Part G makes the transition to neuroinformatics introducing models for information processing in the brain and nervous systems. It consists of five chapters discussing the processes occurring in synapses, models using neural networks and neural circuits and the use of MRI classification. The thirty-sixth chapter commences with a detailed description of the biological processes taking place in a synapse, followed by notions on the physiology of synaptic transmission (the presynaptic and postsynaptic sites). Next, the integration of excitatory and inhibitory synaptic inputs and the modulation of synaptic transmissions are discussed. The chapter concludes with computational techniques for signal processing such as noise analysis and imaging methods. The thirty-seventh chapter commences with models of spiking neurons. Next, the neural encoding is introduced and its adaptation for spiking neural networks is discussed. The chapter concludes with applications of this approach and an overview of their evolving architecture to incorporate rank order population encoding and one-pass learning. Chapter thirty-eight commences with notions on magnetic resonance imaging (MRI), followed by a detection method based on linear models. Next, the second level analysis is introduced and the generalized linear mixed model is presented. The two-stage model and the variance estimation as well as the threshold correction method are discussed in detail. The chapter concludes with the evaluation of effective connectivity using Granger causality (GC) tests, F tests and model selection approaches. The thirty-ninth chapter proposes neural circuit models for the description of neuropathological oscillations. It starts with a biophysical model for the study of hippocampal theta rhythms in Alzheimer’s disease and continues with a description of neural population models (neural network models) applied on cortical rhythms. The chapter concludes with a neural mass model for the description of thalamocortical alpha rhythms. In chapter forty the authors use wavelet decomposition, feature selection and classification applied on MRIs for the understanding of brain function. The quadratic discriminant analysis and principal component analysis as well as SVMs and SOMs are used for this task. The chapter concludes with results on real data.

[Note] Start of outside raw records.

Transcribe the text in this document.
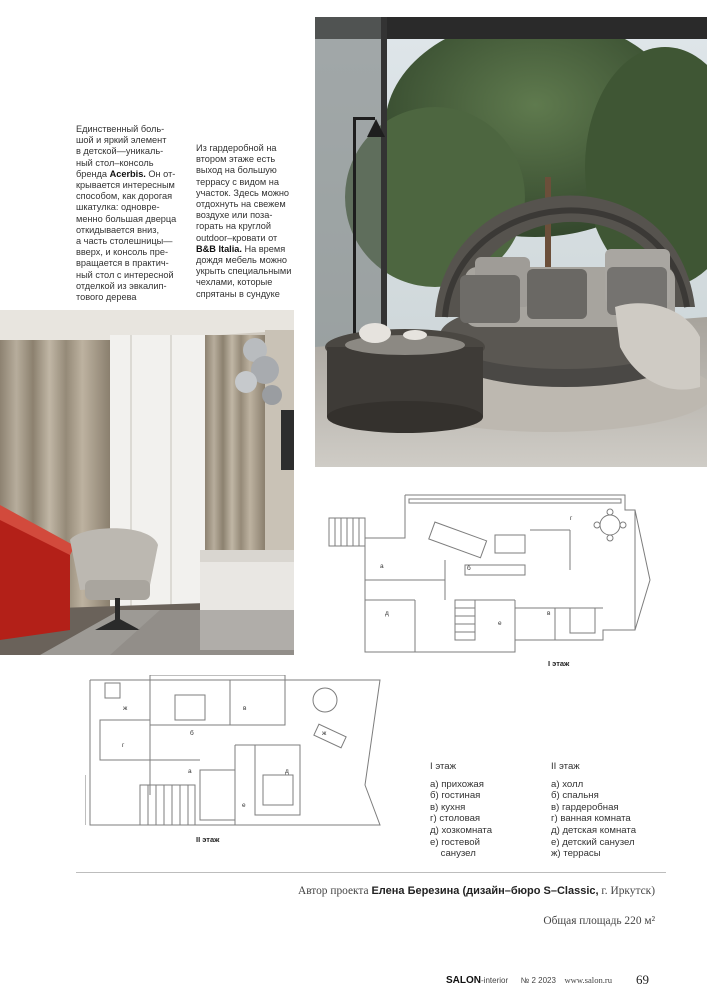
Единственный боль-
шой и яркий элемент
в детской—уникаль-
ный стол–консоль
бренда Acerbis. Он от-
крывается интересным
способом, как дорогая
шкатулка: одновре-
менно большая дверца
откидывается вниз,
а часть столешницы—
вверх, и консоль пре-
вращается в практич-
ный стол с интересной
отделкой из эвкалип-
тового дерева
Из гардеробной на
втором этаже есть
выход на большую
террасу с видом на
участок. Здесь можно
отдохнуть на свежем
воздухе или поза-
горать на круглой
outdoor–кровати от
B&B Italia. На время
дождя мебель можно
укрыть специальными
чехлами, которые
спрятаны в сундуке
а	б
в
г
д
е
I этаж
ж	в
б
г
а	д
е
ж
II этаж
I этаж
а) прихожая
б) гостиная
в) кухня
г) столовая
д) хозкомната
е) гостевой
санузел
II этаж
а) холл
б) спальня
в) гардеробная
г) ванная комната
д) детская комната
е) детский санузел
ж) террасы
Автор проекта Елена Березина (дизайн–бюро S–Classic, г. Иркутск)
Общая площадь 220 м²
SALON-interior № 2 2023 www.salon.ru 69
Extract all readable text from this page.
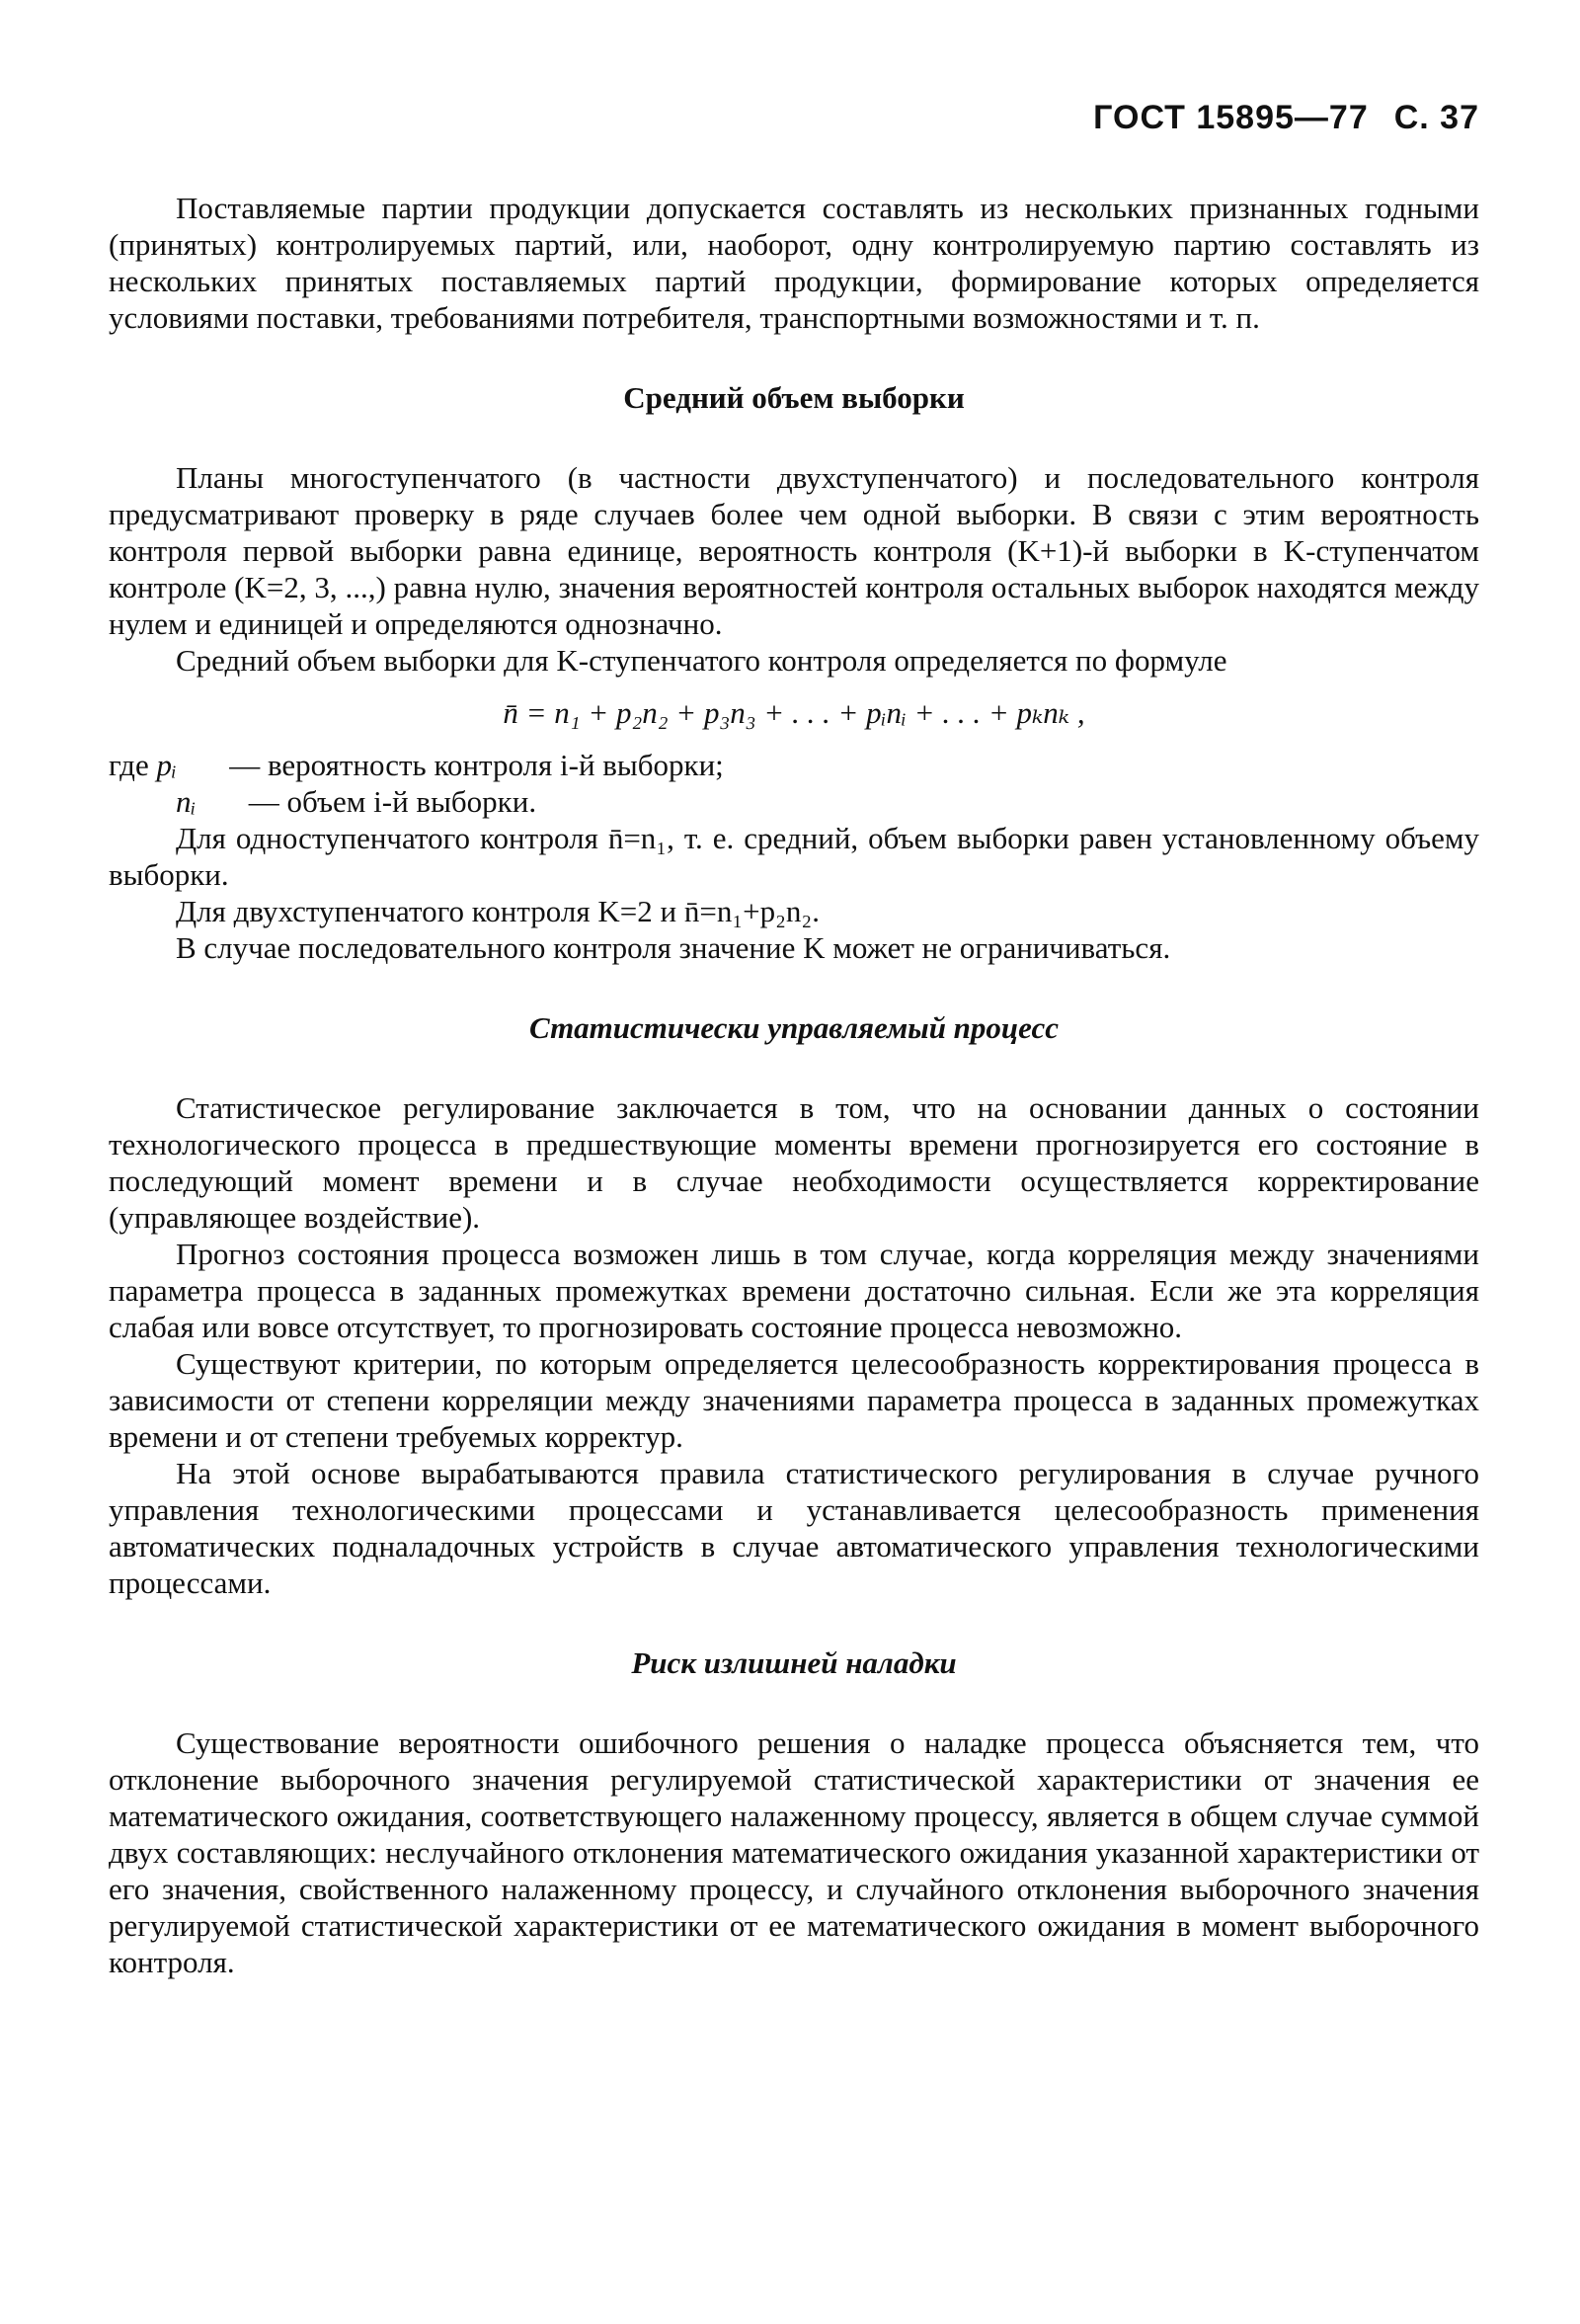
ГОСТ 15895—77 С. 37

Поставляемые партии продукции допускается составлять из нескольких признанных годными (принятых) контролируемых партий, или, наоборот, одну контролируемую партию составлять из нескольких принятых поставляемых партий продукции, формирование которых определяется условиями поставки, требованиями потребителя, транспортными возможностями и т. п.

Средний объем выборки

Планы многоступенчатого (в частности двухступенчатого) и последовательного контроля предусматривают проверку в ряде случаев более чем одной выборки. В связи с этим вероятность контроля первой выборки равна единице, вероятность контроля (K+1)-й выборки в K-ступенчатом контроле (K=2, 3, ...,) равна нулю, значения вероятностей контроля остальных выборок находятся между нулем и единицей и определяются однозначно.

Средний объем выборки для K-ступенчатого контроля определяется по формуле

n̄ = n₁ + p₂n₂ + p₃n₃ + . . . + pᵢnᵢ + . . . + pₖnₖ ,

где pᵢ — вероятность контроля i-й выборки;

nᵢ — объем i-й выборки.

Для одноступенчатого контроля n̄=n₁, т. е. средний, объем выборки равен установленному объему выборки.

Для двухступенчатого контроля K=2 и n̄=n₁+p₂n₂.

В случае последовательного контроля значение K может не ограничиваться.

Статистически управляемый процесс

Статистическое регулирование заключается в том, что на основании данных о состоянии технологического процесса в предшествующие моменты времени прогнозируется его состояние в последующий момент времени и в случае необходимости осуществляется корректирование (управляющее воздействие).

Прогноз состояния процесса возможен лишь в том случае, когда корреляция между значениями параметра процесса в заданных промежутках времени достаточно сильная. Если же эта корреляция слабая или вовсе отсутствует, то прогнозировать состояние процесса невозможно.

Существуют критерии, по которым определяется целесообразность корректирования процесса в зависимости от степени корреляции между значениями параметра процесса в заданных промежутках времени и от степени требуемых корректур.

На этой основе вырабатываются правила статистического регулирования в случае ручного управления технологическими процессами и устанавливается целесообразность применения автоматических подналадочных устройств в случае автоматического управления технологическими процессами.

Риск излишней наладки

Существование вероятности ошибочного решения о наладке процесса объясняется тем, что отклонение выборочного значения регулируемой статистической характеристики от значения ее математического ожидания, соответствующего налаженному процессу, является в общем случае суммой двух составляющих: неслучайного отклонения математического ожидания указанной характеристики от его значения, свойственного налаженному процессу, и случайного отклонения выборочного значения регулируемой статистической характеристики от ее математического ожидания в момент выборочного контроля.
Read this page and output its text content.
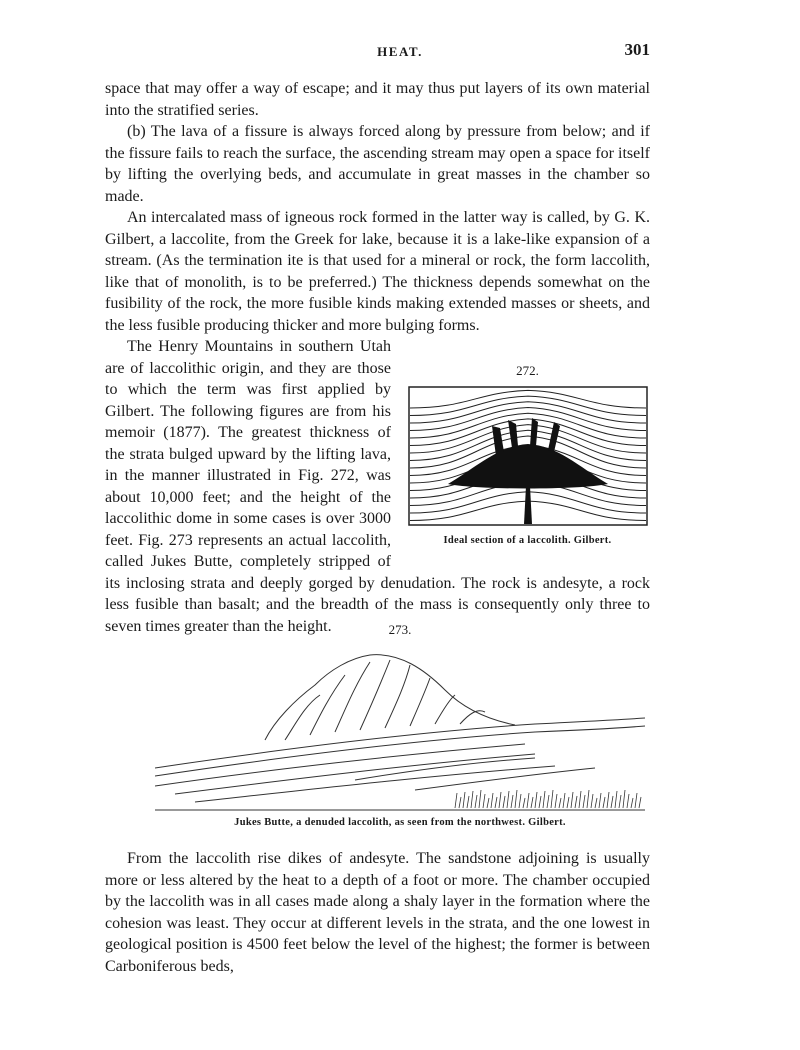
HEAT.	301

space that may offer a way of escape; and it may thus put layers of its own material into the stratified series.

(b) The lava of a fissure is always forced along by pressure from below; and if the fissure fails to reach the surface, the ascending stream may open a space for itself by lifting the overlying beds, and accumulate in great masses in the chamber so made.

An intercalated mass of igneous rock formed in the latter way is called, by G. K. Gilbert, a laccolite, from the Greek for lake, because it is a lake-like expansion of a stream. (As the termination ite is that used for a mineral or rock, the form laccolith, like that of monolith, is to be preferred.) The thickness depends somewhat on the fusibility of the rock, the more fusible kinds making extended masses or sheets, and the less fusible producing thicker and more bulging forms.

272.
Ideal section of a laccolith. Gilbert.

The Henry Mountains in southern Utah are of laccolithic origin, and they are those to which the term was first applied by Gilbert. The following figures are from his memoir (1877). The greatest thickness of the strata bulged upward by the lifting lava, in the manner illustrated in Fig. 272, was about 10,000 feet; and the height of the laccolithic dome in some cases is over 3000 feet. Fig. 273 represents an actual laccolith, called Jukes Butte, completely stripped of its inclosing strata and deeply gorged by denudation. The rock is andesyte, a rock less fusible than basalt; and the breadth of the mass is consequently only three to seven times greater than the height.	273.
Jukes Butte, a denuded laccolith, as seen from the northwest. Gilbert.

From the laccolith rise dikes of andesyte. The sandstone adjoining is usually more or less altered by the heat to a depth of a foot or more. The chamber occupied by the laccolith was in all cases made along a shaly layer in the formation where the cohesion was least. They occur at different levels in the strata, and the one lowest in geological position is 4500 feet below the level of the highest; the former is between Carboniferous beds,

Part H presents signal processing methods for brain signal analysis and modeling; it consists of three chapters reviewing kernel methods, analysis of multiple spike trains and time-frequency analysis applied on this topic. Chapter fourty-one discusses kernel adaptive filtering (KAF) algorithms, more precisely non-linear adaptive filtering in kernel spaces. The authors start with introductory notions on linear and non-linear adaptive filters and introduce the kernel filters. Next, the kernel least mean squares algorithm is described in detail. The examples include nonlinear channel equalization, chaotic time series prediction, regression and filtering in spike reproducing kernel Hilbert space (RKHS). The forty-second chapter presents recurrence plots and their use for univariate analysis in evaluating serial dependence, deterministic chaos and multivariate analysis; next, the analysis of multiple spike trains is introduced and examples to illustrate these concepts conclude the chapter. Chapter forty-three focuses on adaptive multiscale data-driven time-frequency analysis. First, the empirical mode decomposition is introduced, followed by its multivariate extensions. Next, the non-uniqueness problem is presented through the mode-alignment of multivariate empirical mode decomposition (MEMD). The chapter concludes with a discussion of the filter bank property of MEMD, a description of noise assisted MEMD and applications on phase synchrony and classification of motor imagery data.
Part I contains five chapters on information modeling of perception, sensation and cognition. The first chapter of this section discusses the modeling of vision with neocognitron, a neural network model for robust visual pattern recognition. Commencing with an outline of the network, the author introduces next the principles of robust recognition, and overviews the mode of action of S-cells, emphasizing the feature extraction and the training components. Next, the role of C-cells is described. The chapter concludes with examples of networks extended from the neocognitron. Chapter forty-five contains a neural network model to simulate the gustatory system. Following the anatomy description of this system, the authors link the taste processing in the brainstem focusing on the neural circuitry with information processing and the gustatory coding in the forebrain. In the forty-sixth chapter the authors present the integration of electroencephalogram (EEG) signal processing for brain-computer interfaces (BCIs). First, the BCI technologies are reviewed and the notions and paradigms related to this topic are discussed. Next, the authors present a case study of a BCI mobile robot control. The chapter concludes with a description of a source-based BCI with an emphasis on the sequential Monte Carlo problem formulation, the EEG source localization model in state-space and using beam forming as a spatial filter. Chapter forty-seven discusses brain-like information processing for spatio- and spectro-temporal pattern recognition. The author commences with the description of single spiking neuron models, which is followed by concepts of learning and memory in a spiking neuron. The general classification, the learning rule and the combined rank-order and temporal learning are also discussed. The chapter concludes with a review of computational neurogenetic models and software and hardware implementations for spatio-temporal pattern recognition (STPR). In chapter forty-eight the author shifts the focus to natural language and presents neurocomputational models using phonological and lexical representations of words. Next, the sentence-sized semantic representations are introduced, and the memory representations are discussed in detail. The chapter concludes with syntactic representations and a review of limitations and alternatives for SRN-based models of syntax.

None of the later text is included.